あしひきの 山田を作り 山高み 下樋《したひ》を走《わし》せ
下訪《したど》ひに 我が訪《と》ふ妹を 下泣きに 我が泣く妻を
今夜《こぞ》こそは 安く肌触れ

(山の上に田を作ったが、山が高いので簡単に水を引くことができない。
そこで土の中に樋を埋めて水を引くのだが、その、
土の中を水がを通る樋のようにこっそりと私が訪ねていった妹。
私はその妹をひそかに慕って泣くのだ。
私が彼女のために泣いているその妹の肌に、
今夜こそは、心安らかに触れるのだ)

また歌って曰く、

笠葉に 打つや霰の たしだしに 率寝てむ後は
人は離ゆとも 愛しと さ寝しさ寝てば 刈薦の
乱れば乱れ さ寝しさ寝てば

笠の葉に霰が打ちつけるたしだしという音のように、
確かに貴女と床を共にすることができたなら、
その後は別れ別れになってしまっても構わない。

愛しさに任せて、たしかに床を共にできたなら。
その後は刈り取った菰がバラバラになって乱れてしまうように
離れ離れになっても、床を共にできさえすれば。

不穏な空気

しかし、天下には不穏な空気が立ち込めていました。

「おい、軽太子がご即位されそうだが、お前どう思う?」
「俺は…弟君の穴穂御子《あなほのみこ》のほうがいいと思う」
「私も穴穂御子派です」
「そうだなあ。
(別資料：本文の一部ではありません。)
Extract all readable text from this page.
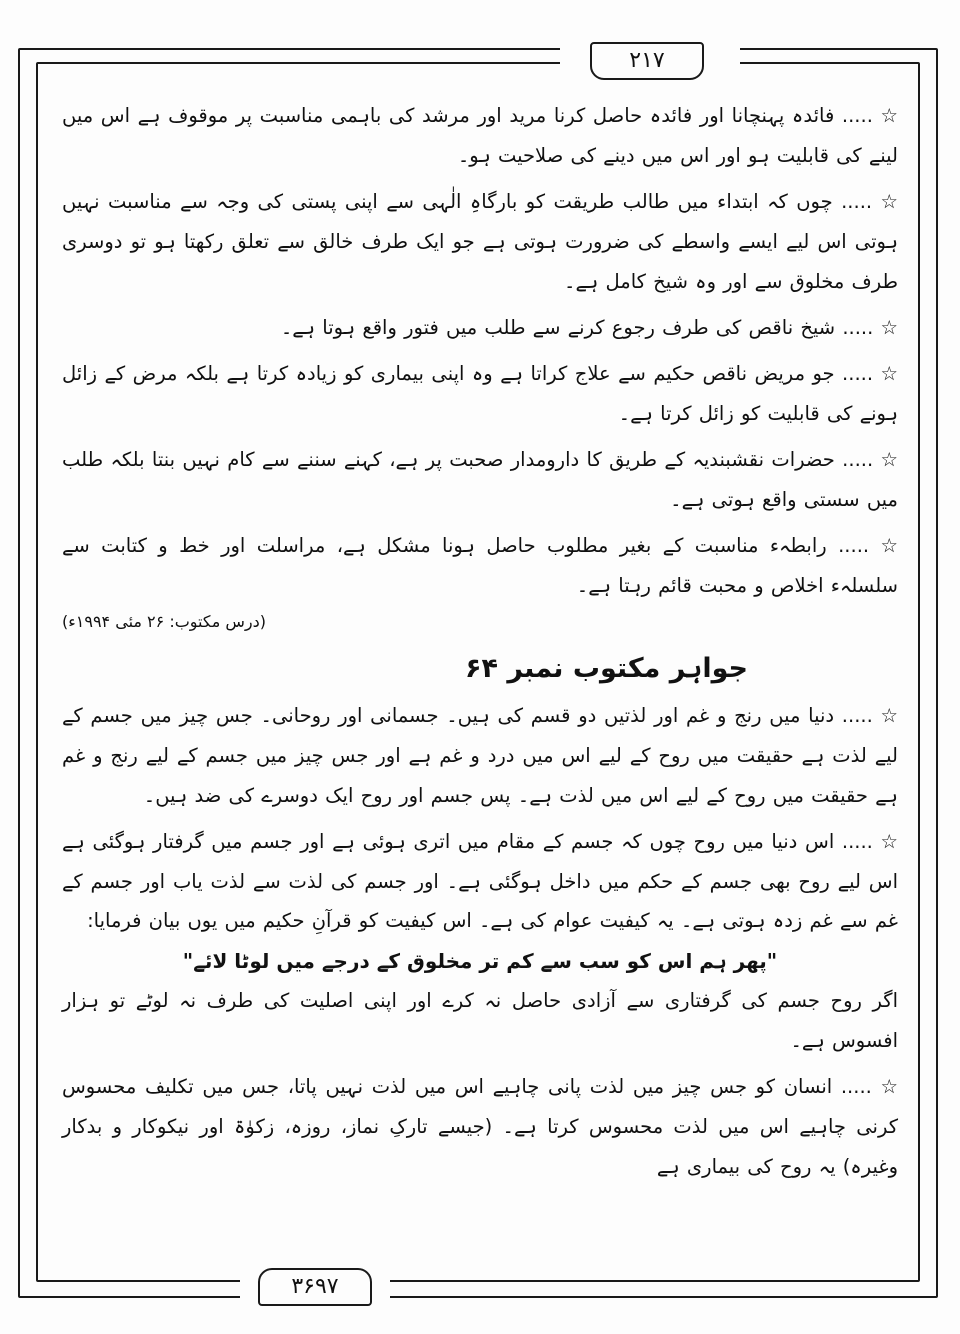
۲۱۷
۳۶۹۷

☆ ..... فائدہ پہنچانا اور فائدہ حاصل کرنا مرید اور مرشد کی باہمی مناسبت پر موقوف ہے اس میں لینے کی قابلیت ہو اور اس میں دینے کی صلاحیت ہو۔

☆ ..... چوں کہ ابتداء میں طالب طریقت کو بارگاہِ الٰہی سے اپنی پستی کی وجہ سے مناسبت نہیں ہوتی اس لیے ایسے واسطے کی ضرورت ہوتی ہے جو ایک طرف خالق سے تعلق رکھتا ہو تو دوسری طرف مخلوق سے اور وہ شیخ کامل ہے۔

☆ ..... شیخ ناقص کی طرف رجوع کرنے سے طلب میں فتور واقع ہوتا ہے۔

☆ ..... جو مریض ناقص حکیم سے علاج کراتا ہے وہ اپنی بیماری کو زیادہ کرتا ہے بلکہ مرض کے زائل ہونے کی قابلیت کو زائل کرتا ہے۔

☆ ..... حضرات نقشبندیہ کے طریق کا دارومدار صحبت پر ہے، کہنے سننے سے کام نہیں بنتا بلکہ طلب میں سستی واقع ہوتی ہے۔

☆ ..... رابطہء مناسبت کے بغیر مطلوب حاصل ہونا مشکل ہے، مراسلت اور خط و کتابت سے سلسلہء اخلاص و محبت قائم رہتا ہے۔

(درس مکتوب: ۲۶ مئی ۱۹۹۴ء)
جواہر مکتوب نمبر ۶۴

☆ ..... دنیا میں رنج و غم اور لذتیں دو قسم کی ہیں۔ جسمانی اور روحانی۔ جس چیز میں جسم کے لیے لذت ہے حقیقت میں روح کے لیے اس میں درد و غم ہے اور جس چیز میں جسم کے لیے رنج و غم ہے حقیقت میں روح کے لیے اس میں لذت ہے۔ پس جسم اور روح ایک دوسرے کی ضد ہیں۔

☆ ..... اس دنیا میں روح چوں کہ جسم کے مقام میں اتری ہوئی ہے اور جسم میں گرفتار ہوگئی ہے اس لیے روح بھی جسم کے حکم میں داخل ہوگئی ہے۔ اور جسم کی لذت سے لذت یاب اور جسم کے غم سے غم زدہ ہوتی ہے۔ یہ کیفیت عوام کی ہے۔ اس کیفیت کو قرآنِ حکیم میں یوں بیان فرمایا:

"پھر ہم اس کو سب سے کم تر مخلوق کے درجے میں لوٹا لائے"

اگر روح جسم کی گرفتاری سے آزادی حاصل نہ کرے اور اپنی اصلیت کی طرف نہ لوٹے تو ہزار افسوس ہے۔

☆ ..... انسان کو جس چیز میں لذت پانی چاہیے اس میں لذت نہیں پاتا، جس میں تکلیف محسوس کرنی چاہیے اس میں لذت محسوس کرتا ہے۔ (جیسے تارکِ نماز، روزہ، زکوٰۃ اور نیکوکار و بدکار وغیرہ) یہ روح کی بیماری ہے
弟君のほうが、人徳があるっていうか…」

こうして、大臣たちも天下万民も、軽太子ではなく
穴穂御子を天皇としていただきたいという空気になってきました。

「まずい。このままでは弟に殺されてしまう」

弟に人心が集まっていることをいち早く察知した軽太子は、
部下大前小前宿禰《おおまえおまえのすくね》の館に逃げ込み、
武器を作って備えます。

一方、弟の穴穂御子もいち早く行動し、武器を集め、
軍勢を率いて兄軽太子のたてこもる大前小前宿禰の館を包囲した時、
激しい氷雨がふってきました。

穴穂御子は館の中の大前小前宿禰に呼びかけます。

「おおい。門のところに、こっそり来てくれ。
雨宿りしながら待っているから」

すると大前小前宿禰が中から答えます。

「そんな大騒ぎしないでください。
こっそり話を進めましょう」

ガタンとかんぬきが開いて、出てきた大前小前宿禰が
穴穂御子に申し上げます。

「われらの天皇となられるお方よ、
実の兄に戦をしかけてはなりません。そんなことをすれば
世間の笑いものです。私が太子を捕らえます」

「…わかった。くれぐれも、ぬかりなくな」

こうして穴穂皇子は軍勢を引き上げました。

大前小前宿禰は軽太子の御前に参上して、

「どうした。敵は打ち破ったのか」

「太子さま、御免」

タッタッタッタ…

ドカッ!!

「ぐぶうっ」

腹にこぶしを入れ、くず折れた軽太子《かるのおおみこ》の腕を
後ろ手にしばりました。まわりの者たちは、すでに
穴穂皇子に寝返っており、止める者もありませんでした。